In this prescriptive section, Stein has something to offer almost everyone. Are you merely dipping your toes in the idea that the capitalist city has problems? Perhaps you’d be interested in using inclusionary zoning to target wealthy white neighborhoods for integration or protecting working-class areas with preservation policies. Skeptical about the prospect of repurposing tools originally designed for the benefit of the white and the wealthy? You might want to move on to socializing land and “unmaking the social relations that produce capitalist private property.” If that gives you pause and makes you ask how, exactly, we are supposed to accomplish such a goal, it’s time to look at the final section of this chapter: politics. Here, Stein readily acknowledges that planners cannot unmake the real estate state on their own — not even close. Mass politics that both forcefully advocate for specific goals and “make the status quo untenable” are integral to the process.
It’s clear from his prescriptions that Stein sees a joint effort between mass political movements and radical, avowedly anticapitalist planners as a fruitful path. Yet this prescription, simultaneously the most ambitious and the most realistic for actually effecting lasting change, feels tacked on given how vanishingly little space activists and organized grassroots politics are afforded throughout the book. He might have discussed previous examples of collaborations between planners and activists — collaborations that sometimes worked well and other times resulted in disaster. While groups like the Planners Network put progressive planners to work with community organizations, the midcentury project of “urban renewal” involved razing “blighted” (usually poor and/or nonwhite) areas to create new and apparently improved housing or retail, displacing existing tenants and disrupting their communities. A more comprehensive exploration of the complex historical relationship between planning and activism, and the tensions and possibilities in that pairing, might have grounded the analysis in a way that would give his conclusions more force.
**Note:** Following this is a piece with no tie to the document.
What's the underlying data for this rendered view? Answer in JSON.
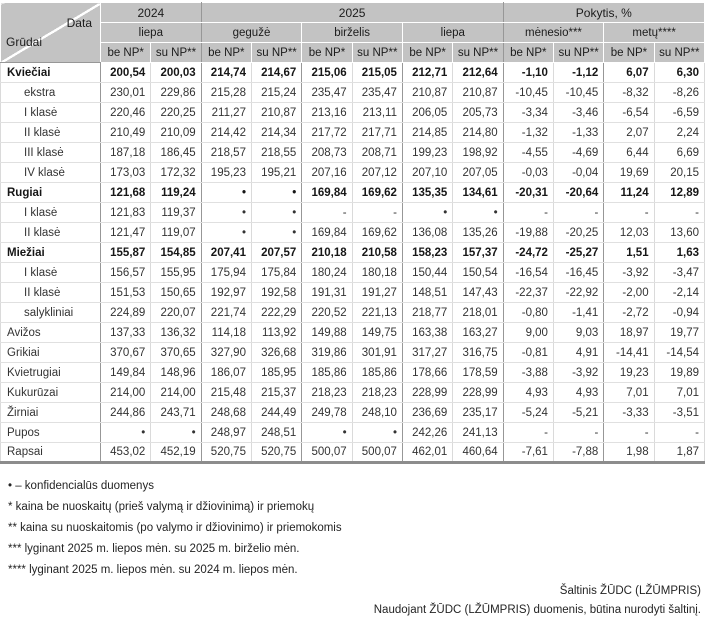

Nevertheless, “Capital City” is a fascinating read for anyone interested in cities, capitalism, racism, or housing. It will undoubtedly be a great resource for socialists who are looking for common ground with urbanist friends or family (or a friendly method of radicalization). Stein has produced a book that is concise and digestible, without sacrificing analytical heft. Socialists are re-entering the popular conversation about cities from coast to coast, reminding people that winning another world is not only possible but necessary, and that we can only do it together. Stein’s work is an important addition to this movement, and, crucially, a promising tool for introducing more people to these ideas.